Well, not necessarily. The Time editors point out that selection of the Person of the Year (until 1999 the ‘Man of the Year’) is based on who is deemed to have most influenced the year’s news. Adolph Hitler was the 1938 Man of the Year and Joseph Stalin was named twice, not to honor them, but to acknowledge their impact.
Time editor Nancy Gibbs stated, “The person of the year, as we always remind people, is the person who has had the greatest influence on events, for better or for worse. The fascinating thing this year is, I’ve never seen so much agreement over who had the most influence or the most disagreement over whether it was for better or for worse.”
Trump decided it was for the better, although he took issue with the Time subhead, ‘President of the Divided States of America,’ a subhead he called snarky.

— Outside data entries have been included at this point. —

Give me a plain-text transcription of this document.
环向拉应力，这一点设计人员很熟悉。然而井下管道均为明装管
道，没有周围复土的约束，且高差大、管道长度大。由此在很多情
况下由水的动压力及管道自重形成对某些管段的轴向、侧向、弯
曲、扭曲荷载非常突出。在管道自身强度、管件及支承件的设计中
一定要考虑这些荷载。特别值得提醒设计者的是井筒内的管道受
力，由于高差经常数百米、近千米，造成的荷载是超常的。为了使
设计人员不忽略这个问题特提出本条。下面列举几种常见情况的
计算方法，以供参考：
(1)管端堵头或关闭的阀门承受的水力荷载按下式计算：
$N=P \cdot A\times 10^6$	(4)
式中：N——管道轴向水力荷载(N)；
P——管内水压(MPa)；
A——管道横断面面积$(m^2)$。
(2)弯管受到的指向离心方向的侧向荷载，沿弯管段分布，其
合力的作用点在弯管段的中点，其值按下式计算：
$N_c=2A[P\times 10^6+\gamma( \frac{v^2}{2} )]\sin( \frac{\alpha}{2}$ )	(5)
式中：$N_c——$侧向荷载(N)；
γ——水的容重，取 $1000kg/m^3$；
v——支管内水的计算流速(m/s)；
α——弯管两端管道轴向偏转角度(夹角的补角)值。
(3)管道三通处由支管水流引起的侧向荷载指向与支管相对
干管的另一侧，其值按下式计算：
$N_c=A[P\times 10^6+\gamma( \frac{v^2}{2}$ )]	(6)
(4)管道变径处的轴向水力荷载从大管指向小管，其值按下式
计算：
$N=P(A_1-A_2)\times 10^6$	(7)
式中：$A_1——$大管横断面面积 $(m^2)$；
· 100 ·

Trump was critical of the 2015 selection of Angela Merkel, arguing that she did not deserve what he regarded as the honor of receiving that designation. Trump is not alone in misunderstanding the designation ‘Person of the Year,’ but most people don’t follow the designation with as much intense interest as Trump.
Certainly it has been pointed out to him that this is not necessarily an honor. In 2015 Trump was in third place for the designation, behind ISIS leader Abu Bakr al-Baghdadi.
Did Trump think that the ISIS leader was liked by Time more than Trump was?